Question

I have this in my :show action of users_controller.

def show
  @user = User.find(params[:id])
end

But there are some columns in the users table that I wouldn't want accessed from the @user instance variable.

There is the encrypted_password column and the salt column. What can i do on the model or the controller to ensure that @user has no password or salt values.

I want when I do @user.password or @user.salt, it returns nil or something that can't compromise a user's security.

Was it helpful?

Solution

  1. Limiting your Ruby code from fetching some data from the DB hardly enhances security - chances are a hacker will get to your DB not through your ruby code, but by hacking straight to you database...
  2. If all that is saved in the database is an encrypted password and the salt (both of which you need to authenticate the user) - you should be fine, having both is not enough to know the user's password (at least not easily, assuming the encryption is strong enough)
  3. If you want to be extra careful, you can save the salt in a separate repository than the encrypted password repository.
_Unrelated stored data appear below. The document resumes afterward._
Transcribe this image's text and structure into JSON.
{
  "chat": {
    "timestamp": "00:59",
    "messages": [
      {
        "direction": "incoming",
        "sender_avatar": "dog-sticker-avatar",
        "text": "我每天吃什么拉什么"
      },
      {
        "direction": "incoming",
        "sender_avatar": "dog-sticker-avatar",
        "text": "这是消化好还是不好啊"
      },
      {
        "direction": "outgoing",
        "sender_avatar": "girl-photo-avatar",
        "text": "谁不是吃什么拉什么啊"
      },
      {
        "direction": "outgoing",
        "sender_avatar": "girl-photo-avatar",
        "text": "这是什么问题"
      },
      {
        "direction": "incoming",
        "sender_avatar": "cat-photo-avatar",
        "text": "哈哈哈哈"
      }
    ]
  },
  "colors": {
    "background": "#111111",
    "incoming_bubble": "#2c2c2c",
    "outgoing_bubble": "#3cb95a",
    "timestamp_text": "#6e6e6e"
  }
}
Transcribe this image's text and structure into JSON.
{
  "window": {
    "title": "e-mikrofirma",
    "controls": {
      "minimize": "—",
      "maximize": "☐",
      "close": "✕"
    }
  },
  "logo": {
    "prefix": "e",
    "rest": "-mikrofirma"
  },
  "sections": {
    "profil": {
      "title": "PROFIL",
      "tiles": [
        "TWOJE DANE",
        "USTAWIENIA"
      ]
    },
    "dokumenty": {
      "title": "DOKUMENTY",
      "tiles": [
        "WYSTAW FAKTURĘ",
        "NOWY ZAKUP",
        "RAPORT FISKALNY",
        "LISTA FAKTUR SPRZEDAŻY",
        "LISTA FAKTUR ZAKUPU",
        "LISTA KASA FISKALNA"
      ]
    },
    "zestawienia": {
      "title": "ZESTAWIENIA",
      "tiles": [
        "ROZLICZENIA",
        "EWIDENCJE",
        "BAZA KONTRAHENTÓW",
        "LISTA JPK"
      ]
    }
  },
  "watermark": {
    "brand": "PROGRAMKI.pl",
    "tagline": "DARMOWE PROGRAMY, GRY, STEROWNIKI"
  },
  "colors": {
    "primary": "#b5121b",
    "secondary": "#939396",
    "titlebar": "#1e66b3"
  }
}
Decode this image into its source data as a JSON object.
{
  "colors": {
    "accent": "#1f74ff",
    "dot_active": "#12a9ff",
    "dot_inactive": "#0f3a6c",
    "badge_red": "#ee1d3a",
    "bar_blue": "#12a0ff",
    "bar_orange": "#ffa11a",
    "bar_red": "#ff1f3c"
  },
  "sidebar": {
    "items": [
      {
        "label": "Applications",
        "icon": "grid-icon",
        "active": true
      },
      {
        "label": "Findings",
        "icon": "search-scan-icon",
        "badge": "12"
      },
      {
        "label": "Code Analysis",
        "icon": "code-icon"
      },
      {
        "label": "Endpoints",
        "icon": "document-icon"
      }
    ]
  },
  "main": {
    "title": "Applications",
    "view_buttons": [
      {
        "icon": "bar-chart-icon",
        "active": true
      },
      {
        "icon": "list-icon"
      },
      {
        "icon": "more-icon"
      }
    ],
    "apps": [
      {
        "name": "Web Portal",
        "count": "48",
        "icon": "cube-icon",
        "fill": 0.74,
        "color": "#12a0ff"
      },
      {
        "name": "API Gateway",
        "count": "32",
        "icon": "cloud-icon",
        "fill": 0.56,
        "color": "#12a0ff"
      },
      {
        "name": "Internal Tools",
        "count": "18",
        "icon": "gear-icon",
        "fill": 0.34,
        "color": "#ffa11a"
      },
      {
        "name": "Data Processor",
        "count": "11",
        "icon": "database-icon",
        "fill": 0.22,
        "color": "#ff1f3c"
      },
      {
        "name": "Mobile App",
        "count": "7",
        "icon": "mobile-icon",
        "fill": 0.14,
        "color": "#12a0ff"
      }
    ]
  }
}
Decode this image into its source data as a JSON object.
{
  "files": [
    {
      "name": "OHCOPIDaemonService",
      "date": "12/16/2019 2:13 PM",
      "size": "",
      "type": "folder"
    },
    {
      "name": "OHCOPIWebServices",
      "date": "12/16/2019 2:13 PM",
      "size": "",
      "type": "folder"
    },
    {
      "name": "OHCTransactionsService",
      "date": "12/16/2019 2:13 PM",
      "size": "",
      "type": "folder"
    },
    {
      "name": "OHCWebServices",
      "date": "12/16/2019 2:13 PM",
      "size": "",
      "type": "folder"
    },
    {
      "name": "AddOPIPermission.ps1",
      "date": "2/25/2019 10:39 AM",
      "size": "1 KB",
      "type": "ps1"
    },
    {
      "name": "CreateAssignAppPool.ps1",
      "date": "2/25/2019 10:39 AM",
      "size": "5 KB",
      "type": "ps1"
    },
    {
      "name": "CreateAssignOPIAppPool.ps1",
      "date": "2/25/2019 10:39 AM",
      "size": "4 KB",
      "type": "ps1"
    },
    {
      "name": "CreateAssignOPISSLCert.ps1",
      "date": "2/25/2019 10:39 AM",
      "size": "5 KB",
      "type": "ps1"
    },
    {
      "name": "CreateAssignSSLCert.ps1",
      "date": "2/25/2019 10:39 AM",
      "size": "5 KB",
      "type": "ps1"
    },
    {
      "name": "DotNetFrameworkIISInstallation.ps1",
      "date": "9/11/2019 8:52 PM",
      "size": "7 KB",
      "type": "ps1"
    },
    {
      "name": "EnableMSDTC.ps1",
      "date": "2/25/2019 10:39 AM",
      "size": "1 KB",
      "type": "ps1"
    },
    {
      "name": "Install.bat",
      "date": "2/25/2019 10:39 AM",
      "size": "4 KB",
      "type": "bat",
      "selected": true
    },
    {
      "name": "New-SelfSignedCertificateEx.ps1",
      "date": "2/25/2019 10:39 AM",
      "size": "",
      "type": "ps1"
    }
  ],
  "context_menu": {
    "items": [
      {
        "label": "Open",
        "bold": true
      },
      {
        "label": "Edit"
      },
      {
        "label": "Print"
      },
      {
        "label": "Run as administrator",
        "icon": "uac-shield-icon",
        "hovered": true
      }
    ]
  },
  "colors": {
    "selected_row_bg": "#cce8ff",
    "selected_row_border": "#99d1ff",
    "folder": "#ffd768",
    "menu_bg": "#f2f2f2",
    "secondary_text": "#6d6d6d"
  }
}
This way a hacker will have to break into both repositories to even start brute forcing your users' passwords.

OTHER TIPS

Don't store the password in the database in unencrypted format. Ever.

Hiding an attribute in an ActiveRecord model provides some basic information on how you could hide various attributes in the model class.

The best approach would be to serve a facade to your controller from some intermediate object, and the facace would basically only expose those fields that the controler needed to manipulate.

You can add an after_find callback in the model...

class User << ActiveRecord::Base
  after_find :nil_secure_fields

  def nil_secure_fields
    password = nil
    salt = nil
  end
end

If the record is updated you'd want to ensure the password and salt attributes aren't included in the attributes to update.

For User model add

class << self
  def find_secure(id)
    user = self.find(id)
    user.secure_attributes!
    user
  end
end

def secure_attributes!
  @attributes_secure = true
end

def secure_attributes?
  !!@attributes_secure
end

def encrypted_password
  secure_attributes? ? nil : super
end

def salt
  secure_attributes? ? nil : super
end

Now you can use find_secure method instead of find which will restrict access to secure attributes.

PS This is not obviate the need to store passwords encrypted.